責任

  キリスト者が本当に信仰のままに生きるならば、前代未聞の革命が起こることだろう。贖いの効果が上がるか否かは、私たちの一人ひとりにもかかっているのだ。この点をしっかり黙想しなさい。

  神に対してあなたにあるのは義務だけであることが分かれば、そのときこそあなたが負うべき責任を十二分に感じることだろう。あなたに権利を付与することについては神が請け負ってくださる。

  日々、人々のことを考えて生きるようになってほしい。自分がいることを忘れてしまうほど献身的になってほしいものだ。
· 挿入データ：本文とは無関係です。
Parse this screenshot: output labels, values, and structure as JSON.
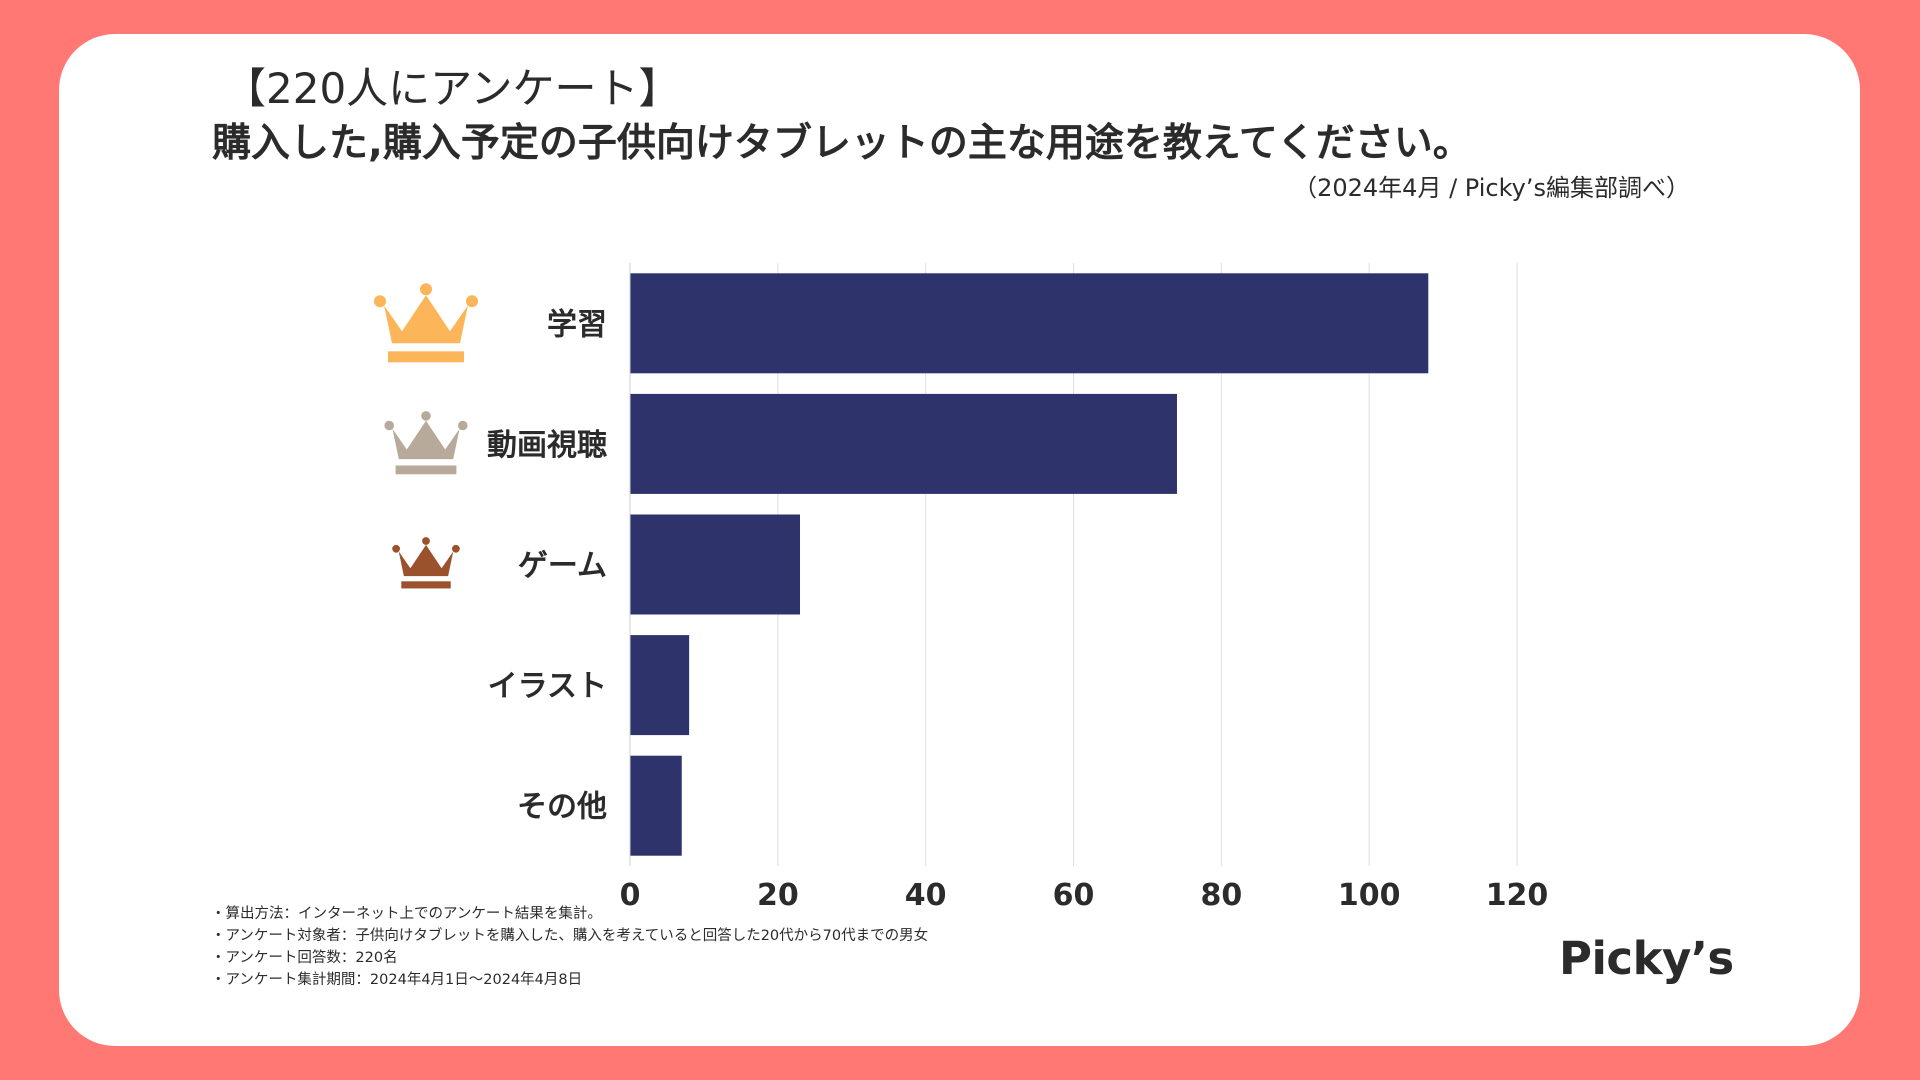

  困難に襲われたとき、役に立つ考えがある。私が忠実の度合を増せば増すほど、他の人たちがこの徳を増すのに貢献できるということだ。お互い支え合っていると感じることほど、魅力的で心惹かれることは他にない。

  〈空論家〉にならないでほしい。そのような大きな理想を、毎日の生活のなかで、日々の英雄的で実りある現実に変えなければならないのだ。

  確かに、古いものは尊敬と感謝に値するし、学び取るべきものを備えている。また、古の経験は考慮しなければならないというのも正しい。しかし、度を越さないようにしよう。ものにはそれぞれ時機がある。今さら裃に丁髷でもあるまい。

  腹を立てないでほしいのだが、無責任な行いは、往々にして良い精神の欠如というより、頭が足りないか、あるいは形成の不足である。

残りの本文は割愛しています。